To what extent will eCommerce SEO be impacted by Google SGE?
While the immediate impression of the SGE SERP from an eCommerce SEO may indicate a reduction in organic clicks to individual product URLs, it’s unclear how far-reaching this SERP experience will be for eCommerce brands as a whole.
While it’s clear that SGE and AI-generated queries are suited for more informational search intent (think “how do I teach my dog to sit” or “what are the best beaches in Majorca”), SGE may not account for all eCommerce queries in the immediate future.
This is likely because it will be resource heavy to keep on top of aspects such as product availability, pricing and features on an ongoing basis. Secondarily, Google will still need to maintain its revenue from eCommerce keywords, and these will need to be prominent in search engine results.
What should I be doing to prepare?
While there are still a lot of unknowns when it comes to SGE from an eCommerce perspective, there are some relatively clear indicators as to the direction of search in general. We’ve outlined a few of these already in this article, though here are few areas to consider in summary:
Get your E-EAT signals in order. With a lot of the SERP looking to be dominated by AI answers, ensuring that you’re cutting through with comprehensive, original and helpful content around your product will be key. AI results will not always satisfy the user, particularly when they’re looking to answer a specific pain point, so make sure you’re there where it matters.
Review your structured data. As we’ve seen, a lot of data on product-related AI results in the SGE environment is being populated with rich data generated from Schema markup. Make sure you’re covering this on an ongoing basis, and that all your descriptions, prices, reviews and availability are kept up to date. This will no doubt aid your conversion rates within the SGE environment.
Build on your brand presence. Sitting nicely along E-EAT signals, making sure your identity and presence as a brand is strong, unique and prevalent will help you stand out alongside the new AI future. AI-generated answers, while useful, tend to be generalist, so make sure you have a consistent voice and space alongside your unique content.

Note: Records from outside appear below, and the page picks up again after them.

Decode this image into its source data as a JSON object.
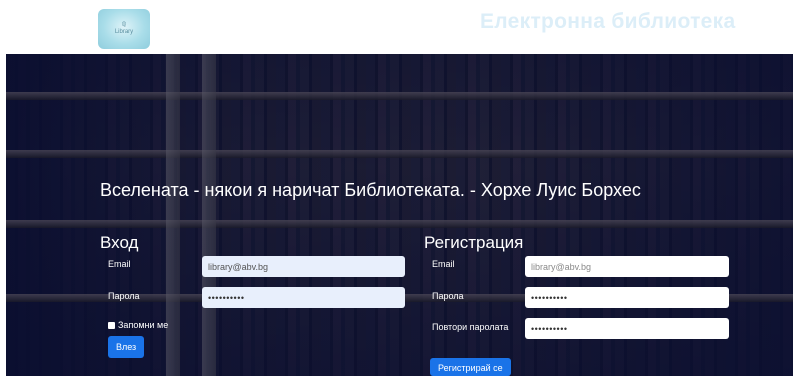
{
  "header": {
    "logo_text_top": "ℚ",
    "logo_text": "Library",
    "title": "Електронна библиотека"
  },
  "hero": {
    "quote": "Вселената - някои я наричат Библиотеката. - Хорхе Луис Борхес"
  },
  "login": {
    "title": "Вход",
    "email_label": "Email",
    "email_value": "library@abv.bg",
    "password_label": "Парола",
    "password_value": "••••••••••",
    "remember_label": "Запомни ме",
    "submit_label": "Влез"
  },
  "register": {
    "title": "Регистрация",
    "email_label": "Email",
    "email_placeholder": "library@abv.bg",
    "password_label": "Парола",
    "password_value": "••••••••••",
    "confirm_label": "Повтори паролата",
    "confirm_value": "••••••••••",
    "submit_label": "Регистрирай се"
  }
}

Optimise your existing inventories. This includes PLPs and perhaps more importantly, based on the findings from the current SGE journey, your PDPs. From what we can see, it’s likely that you’ll be competing against third-party retailers a lot more on branded searches in the future. While many eCommerce brands will have affiliate deals with such retailers that generate a large amount of revenue, ensuring branded journeys to your website proper are protected will be paramount.